Since I myself was just snickering at the sight of three buttoned-down men quibbling over how to refer to women’s underwear, I immediately felt as if this speech was directed not at the courtroom audience but at me, and it snapped me back into the reality of the story. And that’s exactly what Preminger wanted: To draw attention to the way we shrug off or otherwise obfuscate our sexuality and the dark elements of human nature. In this moment, Preminger reveals that the entire film exists to push the boundaries of speech and sexuality, to confront audiences with difficult questions of sexuality, feminism, and violence that they have been avoiding but were bubbling up in society in the era of the Beat Generation (hence the jazz soundtrack).
He may have expected the censors to push back against this content, but it was a fight that Preminger knew needed to be had. Anatomy of a Murder was hugely controversial upon it initial release, as he surely hoped it would be. Even Jimmy Stewart’s father hated it; he took out an ad in his local paper that urged his neighbors not to see the “dirty film.” Mayor Daley, opponent of the counter-culture, tried to ban the movie in Chicago.
But it didn’t matter. The movie did well it its initial run, earning $5.5 million in ticket sales. Critics liked it, too. The New York Times praised it by calling the film “uninhibited and uncensored. “For those who can stand straight talk,” said Time magazine. The Los Angeles Times was more direct: “One of the most extraordinary films ever made.

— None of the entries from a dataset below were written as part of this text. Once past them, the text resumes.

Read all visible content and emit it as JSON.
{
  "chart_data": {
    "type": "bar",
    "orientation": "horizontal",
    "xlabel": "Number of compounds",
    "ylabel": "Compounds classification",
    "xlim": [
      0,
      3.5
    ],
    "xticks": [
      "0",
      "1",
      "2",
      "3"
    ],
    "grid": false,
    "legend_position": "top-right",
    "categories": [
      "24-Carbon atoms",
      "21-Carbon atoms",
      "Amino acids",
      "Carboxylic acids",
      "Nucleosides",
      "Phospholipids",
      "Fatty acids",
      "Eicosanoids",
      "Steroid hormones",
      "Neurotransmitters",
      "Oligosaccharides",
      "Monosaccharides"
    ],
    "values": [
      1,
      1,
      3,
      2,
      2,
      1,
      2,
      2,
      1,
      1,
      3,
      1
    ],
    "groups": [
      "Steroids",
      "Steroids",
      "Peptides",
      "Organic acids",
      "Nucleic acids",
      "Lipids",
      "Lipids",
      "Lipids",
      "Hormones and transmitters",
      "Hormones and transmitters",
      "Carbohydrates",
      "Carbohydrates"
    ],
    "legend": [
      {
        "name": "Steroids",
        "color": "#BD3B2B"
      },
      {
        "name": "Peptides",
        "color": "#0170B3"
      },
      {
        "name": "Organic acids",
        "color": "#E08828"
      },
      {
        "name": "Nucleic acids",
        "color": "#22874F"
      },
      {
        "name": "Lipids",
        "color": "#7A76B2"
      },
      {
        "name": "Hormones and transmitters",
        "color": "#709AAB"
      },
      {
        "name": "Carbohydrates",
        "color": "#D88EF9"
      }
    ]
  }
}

Its reputation has even improved with age; in 1989, the American Bar Associated rated it one of the 12 best trial movies of all time. More importantly, many credit it with instigating the end of the Production Code. It was 9 years later that the Code was officially replaced with the MPAA Ratings Board, which still exists today. Films such as Blow Up and Who’s Afraid of Virginia Woolf, released in the ‘60s, get much of the credit for building the movement for the dissolution of the Code, but Anatomy of a Murder fired the first shot over the bow by confronting Americans with their own sexual repression. Decades later, it’s a movie that still needs to be seen to be believed.